The moral theory that actions, rules, and institutions should be evaluated solely by their consequences for aggregate well-being. Its classical formula — "the greatest happiness of the greatest number" — is usually traced to Francis Hutcheson, but Jeremy Bentham is the figure who made it a system, and John Stuart Mill the one who made it philosophically respectable.
Three great strengths explain utilitarianism's staying power. It is egalitarian: each person counts for one, no one for more than one. It is secular and empirical: no appeal to God, tradition, or natural rights is required. And it is reformist: any institution, however venerable, can be dragged before the bar of consequences. These traits made it the natural ethics of 19th-century British reform and, in its cost-benefit guise, the default moral language of modern policy analysis.

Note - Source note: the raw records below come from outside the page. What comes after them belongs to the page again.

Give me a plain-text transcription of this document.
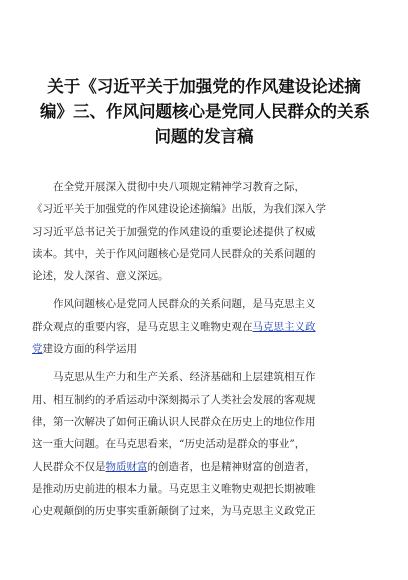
关于《习近平关于加强党的作风建设论述摘
编》三、作风问题核心是党同人民群众的关系
问题的发言稿
　　在全党开展深入贯彻中央八项规定精神学习教育之际，
《习近平关于加强党的作风建设论述摘编》出版，为我们深入学
习习近平总书记关于加强党的作风建设的重要论述提供了权威
读本。其中，关于作风问题核心是党同人民群众的关系问题的
论述，发人深省、意义深远。
　　作风问题核心是党同人民群众的关系问题，是马克思主义
群众观点的重要内容，是马克思主义唯物史观在马克思主义政
党建设方面的科学运用
　　马克思从生产力和生产关系、经济基础和上层建筑相互作
用、相互制约的矛盾运动中深刻揭示了人类社会发展的客观规
律，第一次解决了如何正确认识人民群众在历史上的地位作用
这一重大问题。在马克思看来，“历史活动是群众的事业”，
人民群众不仅是物质财富的创造者，也是精神财富的创造者，
是推动历史前进的根本力量。马克思主义唯物史观把长期被唯
心史观颠倒的历史事实重新颠倒了过来，为马克思主义政党正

Its famous difficulties are equally persistent. It appears, at least in crude versions, to license monstrous trade-offs (hang one innocent to satisfy the mob; harvest one to save five). It struggles to take distinctions between persons seriously — a critique John Rawls sharpened in A Theory of Justice. And its apparently simple currency — "utility," or happiness, or preference-satisfaction — turns out to be philosophically treacherous. Modern utilitarians have responded with rule utilitarianism, preference utilitarianism, and more elaborate variants, but the basic tension between aggregation and individual rights is the argument that defines the tradition.